The small white utility van comes to a stop along the curb in the 500 block of North Glover Street. Donald Brooks, a 43-year veteran with the Department of Public Works’ Rat Rubout program opens the rear doors, with a large stop sign-shaped sticker in the window reading “Warning Pesticides.” He pulls out a handful of yellow caution flags along with a duster, which is used to spray poisonous tracking powder into rat burrows.

Members of the city’s pest control team make their way through trash-filled alleys in East Baltimore on this cool morning, inspecting them for signs of infestation from Baltimore’s most common rat, the Norway rat, also known as the brown rat. They place the yellow caution flags in areas after they have been treated with rat poison.
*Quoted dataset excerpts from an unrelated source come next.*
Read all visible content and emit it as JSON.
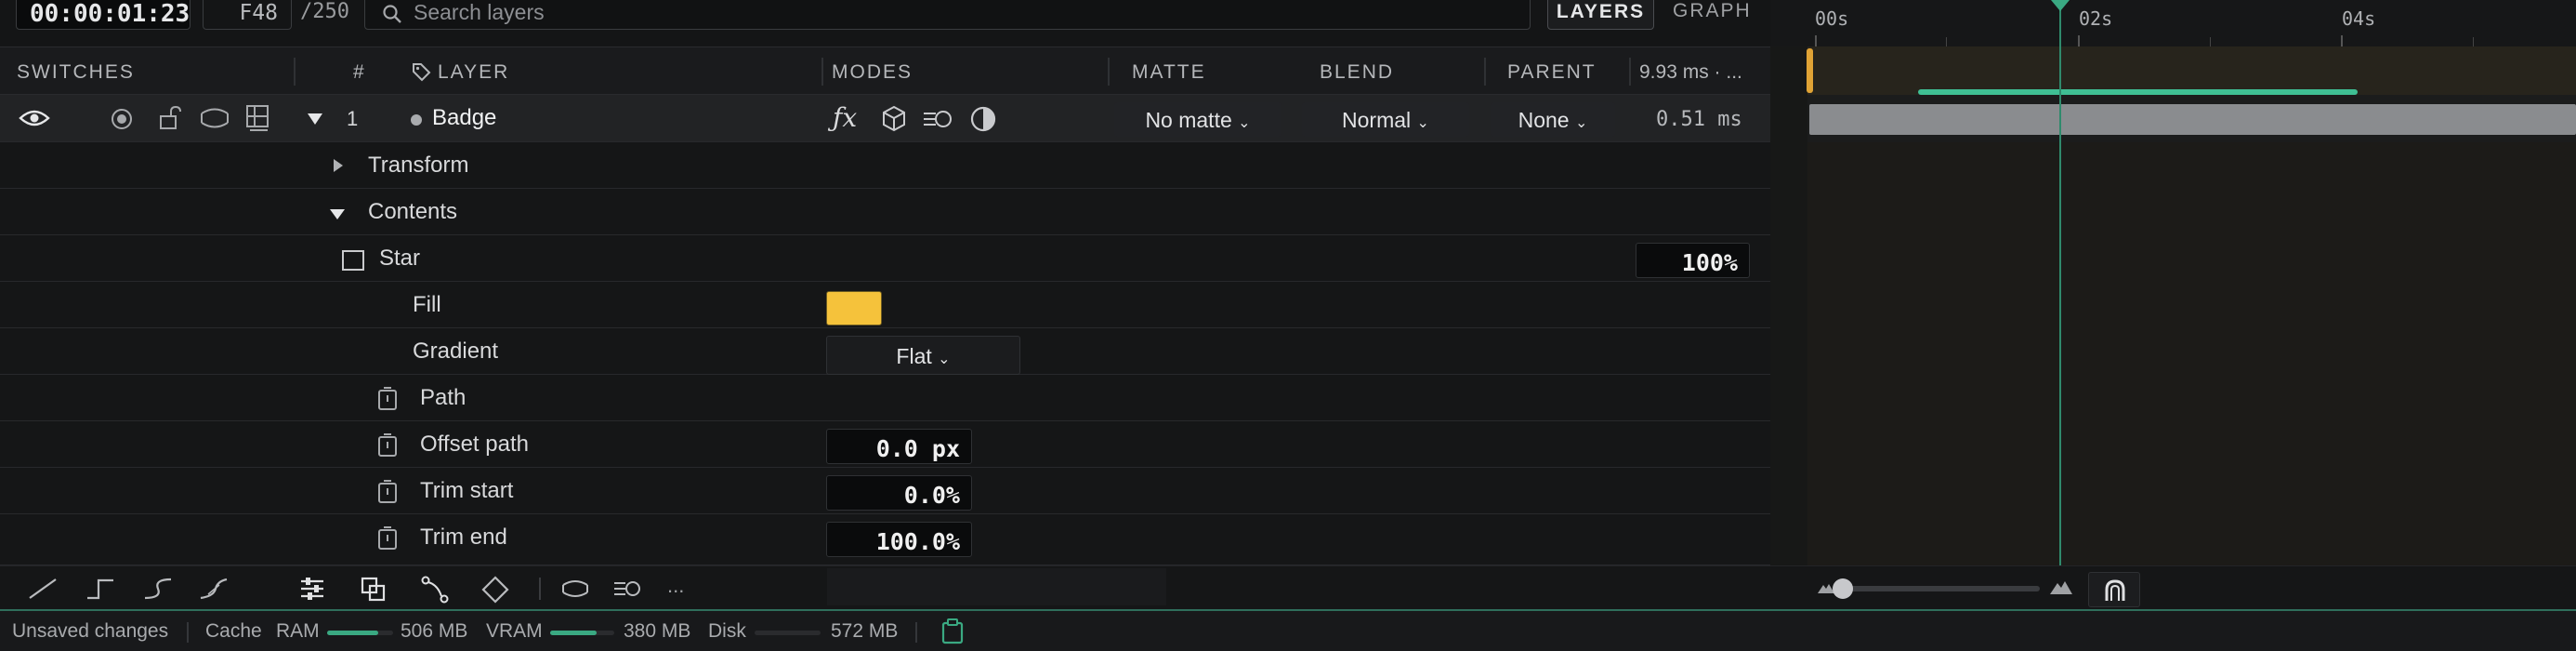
{
  "transport": {
    "timecode": "00:00:01:23",
    "frame": "F48",
    "total_frames": "/250"
  },
  "search": {
    "placeholder": "Search layers"
  },
  "view_tabs": {
    "layers": "LAYERS",
    "graph": "GRAPH"
  },
  "columns": {
    "switches": "SWITCHES",
    "index": "#",
    "layer": "LAYER",
    "modes": "MODES",
    "matte": "MATTE",
    "blend": "BLEND",
    "parent": "PARENT",
    "render_time": "9.93 ms · ..."
  },
  "layer": {
    "index": "1",
    "name": "Badge",
    "matte": "No matte",
    "blend": "Normal",
    "parent": "None",
    "time": "0.51 ms"
  },
  "props": {
    "transform": "Transform",
    "contents": "Contents",
    "star": {
      "label": "Star",
      "value": "100%"
    },
    "fill": {
      "label": "Fill",
      "color": "#f5c23b"
    },
    "gradient": {
      "label": "Gradient",
      "value": "Flat"
    },
    "path": {
      "label": "Path"
    },
    "offset_path": {
      "label": "Offset path",
      "value": "0.0 px"
    },
    "trim_start": {
      "label": "Trim start",
      "value": "0.0%"
    },
    "trim_end": {
      "label": "Trim end",
      "value": "100.0%"
    }
  },
  "timeline": {
    "ticks": [
      "00s",
      "02s",
      "04s"
    ],
    "zoom_level": 0.1
  },
  "status": {
    "unsaved": "Unsaved changes",
    "cache": "Cache",
    "ram_label": "RAM",
    "ram_value": "506 MB",
    "ram_fill": 0.78,
    "vram_label": "VRAM",
    "vram_value": "380 MB",
    "vram_fill": 0.72,
    "disk_label": "Disk",
    "disk_value": "572 MB",
    "disk_fill": 0.0
  },
  "colors": {
    "accent": "#3aa982",
    "playhead": "#2f8a6c",
    "fill_swatch": "#f5c23b",
    "keyframe": "#e0a335"
  },
  "more": "..."
}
The team comes across a couple of dead rats in the alley along with one that looks sick that the team said will die shortly.

“We don’t have a rat problem; we have a people problem,” Brooks said, talking about the trash that helps sustain the vermin.

Although activity slows in the winter months, the 10-person crew completes more than 235,000 service calls per year for rats, which includes 311 requests and proactive service calls, according to the DPW. The city’s fiscal 2025 budget for the Rat Rubout program is slated to be over $1.1 million.

In the first half of 2024, the Rat Rubout team’s calls have increased 25% over the same period in 2023, city officials told the Baltimore City Council during a recent meeting. The city is also looking into using Contrapest, a liquid rat birth control product that could help reduce infestations.

The city’s Rat Eradication program started in 1972 and was renamed to the Rat Rubout program in 1981. Rats have been a continuing source of problems for Baltimore residents. As the crews make their way through neighborhoods, they stress to residents to keep their alleys clear of trash and other debris where rats can find food and a place to call home.

Talking about the trash problems in the city, Anthony Hall, a lead worker with the team said, “No matter how much you clean it up, they throw it right back out there.”